Since it was Friday, I had cocktails in mind. I thought of the Prohibition era drink, The Bee’s Knees which is a mix of gin, lemon and honey. The 1920’s name means “an extraordinary thing,” and I think the touch of honeycomb in its purest form made the cocktail even more buzzworthy.
Honeycomb Bee’s Knees

1 T honey (I used Savannah Bee Company’s Tupelo Honey)
1 T water
2 oz gin (I used Beefeater)
3/4 oz fresh lemon juice
1 (1/2-inch) piece of raw honeycomb, for garnish (I used Savannah Bee Company’s)

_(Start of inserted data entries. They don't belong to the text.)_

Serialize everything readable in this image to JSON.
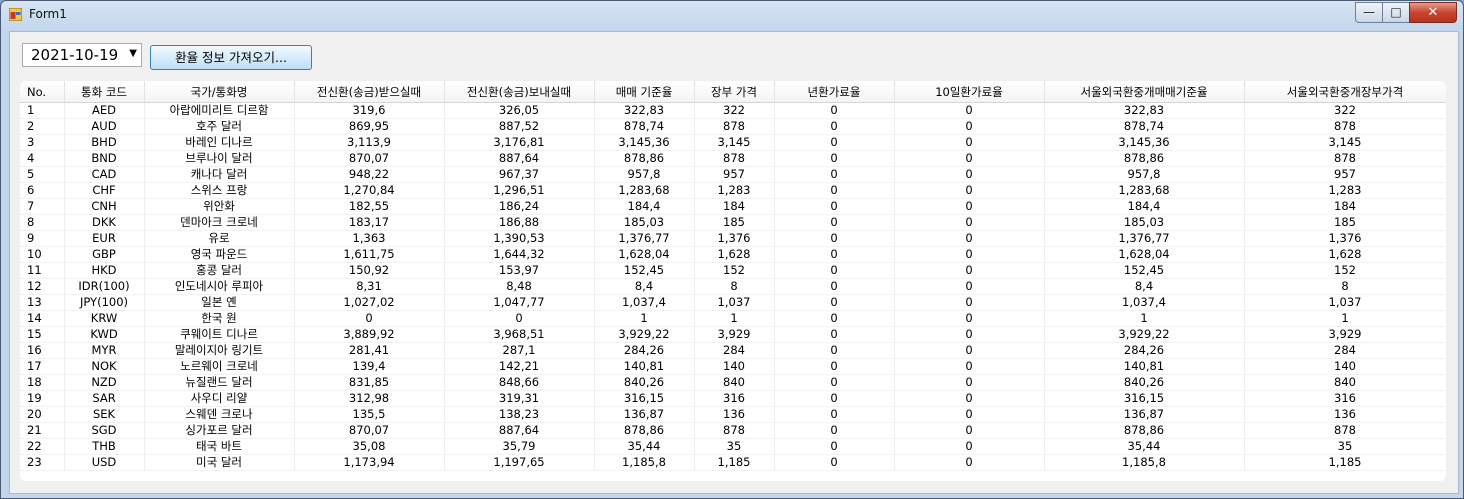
{
  "window": {
    "title": "Form1"
  },
  "toolbar": {
    "date_value": "2021-10-19",
    "fetch_label": "환율 정보 가져오기..."
  },
  "table": {
    "headers": [
      "No.",
      "통화 코드",
      "국가/통화명",
      "전신환(송금)받으실때",
      "전신환(송금)보내실때",
      "매매 기준율",
      "장부 가격",
      "년환가료율",
      "10일환가료율",
      "서울외국환중개매매기준율",
      "서울외국환중개장부가격"
    ],
    "rows": [
      [
        "1",
        "AED",
        "아랍에미리트 디르함",
        "319,6",
        "326,05",
        "322,83",
        "322",
        "0",
        "0",
        "322,83",
        "322"
      ],
      [
        "2",
        "AUD",
        "호주 달러",
        "869,95",
        "887,52",
        "878,74",
        "878",
        "0",
        "0",
        "878,74",
        "878"
      ],
      [
        "3",
        "BHD",
        "바레인 디나르",
        "3,113,9",
        "3,176,81",
        "3,145,36",
        "3,145",
        "0",
        "0",
        "3,145,36",
        "3,145"
      ],
      [
        "4",
        "BND",
        "브루나이 달러",
        "870,07",
        "887,64",
        "878,86",
        "878",
        "0",
        "0",
        "878,86",
        "878"
      ],
      [
        "5",
        "CAD",
        "캐나다 달러",
        "948,22",
        "967,37",
        "957,8",
        "957",
        "0",
        "0",
        "957,8",
        "957"
      ],
      [
        "6",
        "CHF",
        "스위스 프랑",
        "1,270,84",
        "1,296,51",
        "1,283,68",
        "1,283",
        "0",
        "0",
        "1,283,68",
        "1,283"
      ],
      [
        "7",
        "CNH",
        "위안화",
        "182,55",
        "186,24",
        "184,4",
        "184",
        "0",
        "0",
        "184,4",
        "184"
      ],
      [
        "8",
        "DKK",
        "덴마아크 크로네",
        "183,17",
        "186,88",
        "185,03",
        "185",
        "0",
        "0",
        "185,03",
        "185"
      ],
      [
        "9",
        "EUR",
        "유로",
        "1,363",
        "1,390,53",
        "1,376,77",
        "1,376",
        "0",
        "0",
        "1,376,77",
        "1,376"
      ],
      [
        "10",
        "GBP",
        "영국 파운드",
        "1,611,75",
        "1,644,32",
        "1,628,04",
        "1,628",
        "0",
        "0",
        "1,628,04",
        "1,628"
      ],
      [
        "11",
        "HKD",
        "홍콩 달러",
        "150,92",
        "153,97",
        "152,45",
        "152",
        "0",
        "0",
        "152,45",
        "152"
      ],
      [
        "12",
        "IDR(100)",
        "인도네시아 루피아",
        "8,31",
        "8,48",
        "8,4",
        "8",
        "0",
        "0",
        "8,4",
        "8"
      ],
      [
        "13",
        "JPY(100)",
        "일본 옌",
        "1,027,02",
        "1,047,77",
        "1,037,4",
        "1,037",
        "0",
        "0",
        "1,037,4",
        "1,037"
      ],
      [
        "14",
        "KRW",
        "한국 원",
        "0",
        "0",
        "1",
        "1",
        "0",
        "0",
        "1",
        "1"
      ],
      [
        "15",
        "KWD",
        "쿠웨이트 디나르",
        "3,889,92",
        "3,968,51",
        "3,929,22",
        "3,929",
        "0",
        "0",
        "3,929,22",
        "3,929"
      ],
      [
        "16",
        "MYR",
        "말레이지아 링기트",
        "281,41",
        "287,1",
        "284,26",
        "284",
        "0",
        "0",
        "284,26",
        "284"
      ],
      [
        "17",
        "NOK",
        "노르웨이 크로네",
        "139,4",
        "142,21",
        "140,81",
        "140",
        "0",
        "0",
        "140,81",
        "140"
      ],
      [
        "18",
        "NZD",
        "뉴질랜드 달러",
        "831,85",
        "848,66",
        "840,26",
        "840",
        "0",
        "0",
        "840,26",
        "840"
      ],
      [
        "19",
        "SAR",
        "사우디 리얄",
        "312,98",
        "319,31",
        "316,15",
        "316",
        "0",
        "0",
        "316,15",
        "316"
      ],
      [
        "20",
        "SEK",
        "스웨덴 크로나",
        "135,5",
        "138,23",
        "136,87",
        "136",
        "0",
        "0",
        "136,87",
        "136"
      ],
      [
        "21",
        "SGD",
        "싱가포르 달러",
        "870,07",
        "887,64",
        "878,86",
        "878",
        "0",
        "0",
        "878,86",
        "878"
      ],
      [
        "22",
        "THB",
        "태국 바트",
        "35,08",
        "35,79",
        "35,44",
        "35",
        "0",
        "0",
        "35,44",
        "35"
      ],
      [
        "23",
        "USD",
        "미국 달러",
        "1,173,94",
        "1,197,65",
        "1,185,8",
        "1,185",
        "0",
        "0",
        "1,185,8",
        "1,185"
      ]
    ]
  }
}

Pour the honey and water into a little cup or bowl and microwave for 15 seconds. Stir to combine to create a honey syrup.

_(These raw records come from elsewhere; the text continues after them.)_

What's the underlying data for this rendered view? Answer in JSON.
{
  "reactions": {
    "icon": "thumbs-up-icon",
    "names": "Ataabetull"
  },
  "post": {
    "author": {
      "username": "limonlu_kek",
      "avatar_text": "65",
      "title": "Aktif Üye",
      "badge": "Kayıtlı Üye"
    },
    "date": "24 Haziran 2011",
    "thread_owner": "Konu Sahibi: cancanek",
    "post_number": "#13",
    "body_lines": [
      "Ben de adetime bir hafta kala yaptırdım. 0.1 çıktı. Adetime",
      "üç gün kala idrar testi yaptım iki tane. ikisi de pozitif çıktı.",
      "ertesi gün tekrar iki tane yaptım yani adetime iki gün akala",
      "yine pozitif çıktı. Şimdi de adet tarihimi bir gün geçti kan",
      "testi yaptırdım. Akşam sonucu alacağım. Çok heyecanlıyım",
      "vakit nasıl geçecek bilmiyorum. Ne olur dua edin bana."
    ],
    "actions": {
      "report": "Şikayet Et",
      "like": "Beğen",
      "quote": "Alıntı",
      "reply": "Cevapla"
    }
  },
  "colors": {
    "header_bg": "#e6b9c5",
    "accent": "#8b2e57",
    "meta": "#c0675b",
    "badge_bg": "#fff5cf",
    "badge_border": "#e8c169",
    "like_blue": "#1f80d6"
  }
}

Pour the honey syrup, gin, and lemon juice into a cocktail shaker filled halfway with ice. Shake vigorously and strain into a chilled mason jar or your favorite cocktail glass. Garnish with a piece of honeycomb. Makes 1 cocktail.

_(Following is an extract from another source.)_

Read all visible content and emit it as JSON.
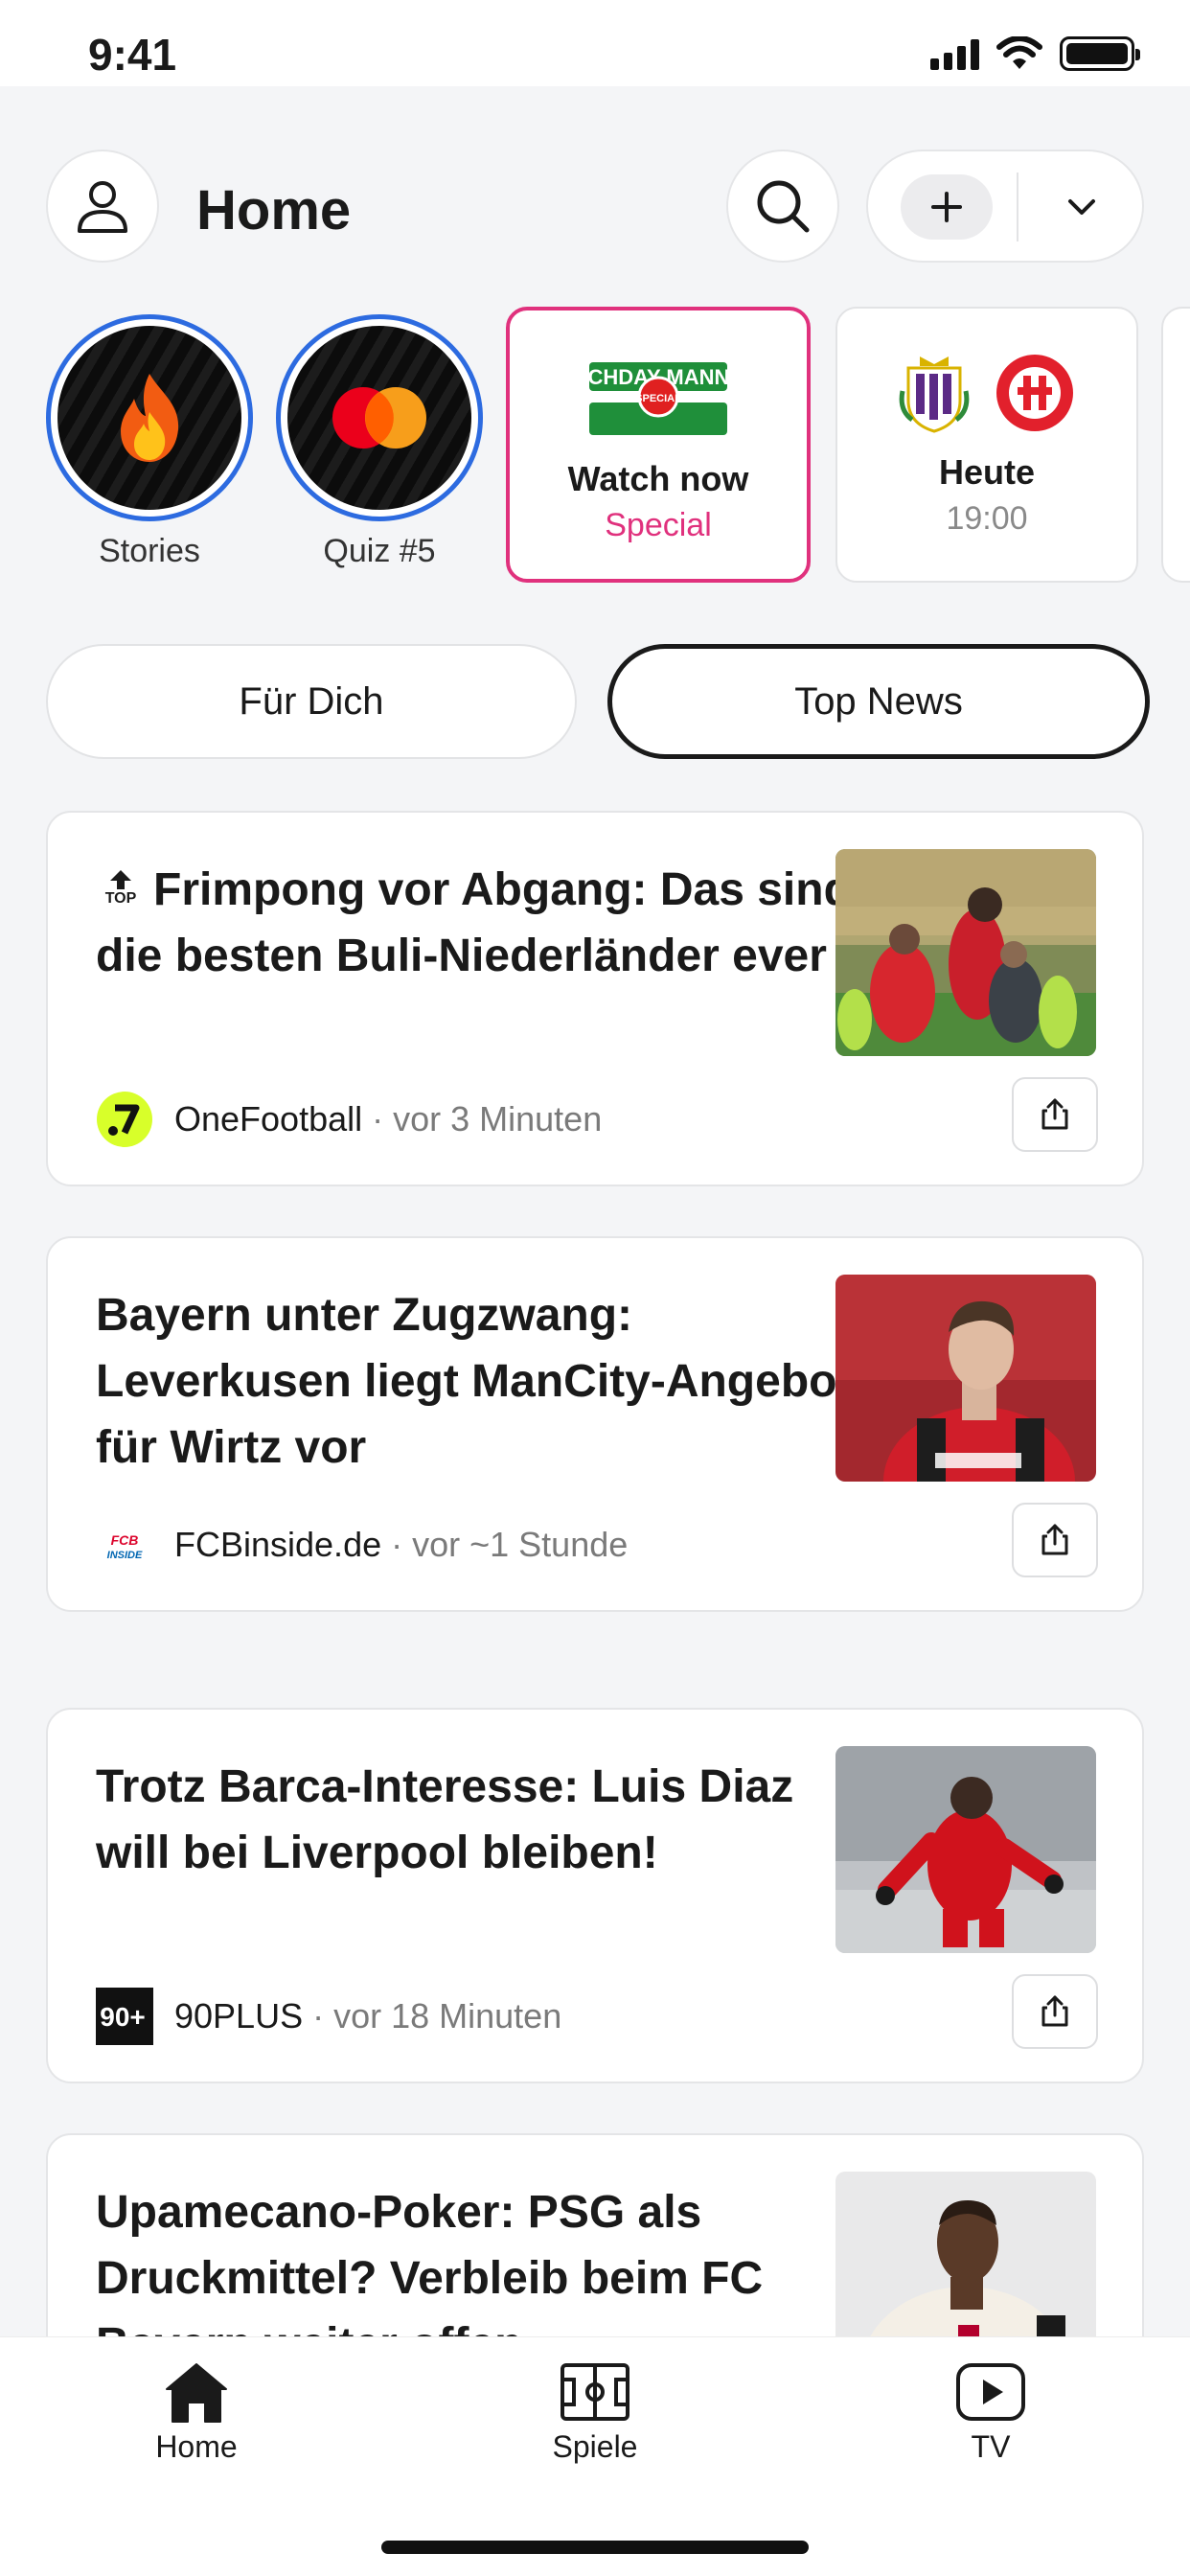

I enjoyed my version of a Bee’s Knees with a plate of raw honeycomb, goat cheese, toasted almonds and baguette toasts.

Sprouting Salad inspired by Savannah

Posted on: Thursday, March 19, 2015

To escape the arctic tundra that is New England, I recently visited the oldest city in Georgia, Savannah. While I knew little about the city before the trip, I knew it featured a few of my favorite traits: walkability, warmth, charm, and good food. I spent the majority of the trip strolling down the quaint, cobblestone streets lined with dangling Spanish moss and sprawling oak trees. As I hopped from square to square (22 in all!), I kept my eye out for some foodie finds.

I feasted on many southern staples like shrimp and grits at Alligator Soul Restaurant, pork shank at The Grey and pecan honey-glazed fried chicken at The Pirates' House. Along with the modest, no frills menus at many of the highly regarded restaurants, I also noticed the use of local ingredients and ever-changing, seasonal dishes. Many eateries already had spring-inspired menus with an abundance of bright salads and slaws. Instead of using basic romaine and a simple dressing, many used fresh, in-season greens, herbs and exotic, citrusy touches.
Inspired by the cascading Spanish Moss all over Savannah, I decided to make a salad of swirling greens using one of my favorite vegetables, Brussels sprouts. While Marni and I have made many recipes using the small cabbages, we usually roast or sautee them. This time, I finely cut the raw Brussels sprout into super thin strands and mixed them with a bright, citrus vinaigrette, salty Parmigiano Reggiano cheese, sweet Navel oranges, and toasted walnuts.
Citrusy Brussels Sprouts Salad

Citrus Vinaigrette
1 t Dijon mustard
1 t freshly squeezed orange juice
1 T red wine vinegar
1/4 c extra-virgin olive oil
salt and pepper to taste

12 oz Brussels sprouts, stemmed and finely shredded with a knife or mandolin
1 c walnuts, toasted
2 Navel oranges, segmented
1/2 c fresh flat leaf parsley, chopped
1 c Parmigiano Reggiano cheese, shaved (with a potato peeler)
salt and pepper to taste

Whisk all of the Citrus Vinaigrette ingredients together in a small bowl and set aside.

Throw the Brussels sprouts into a salad bowl, allowing the layers to separate. Add the walnuts, orange segments and flat leaf parsley. Drizzle the dressing over and toss to combine. Top with the shaved Parmiggiano Reggiano, salt and pepper. Serves 4.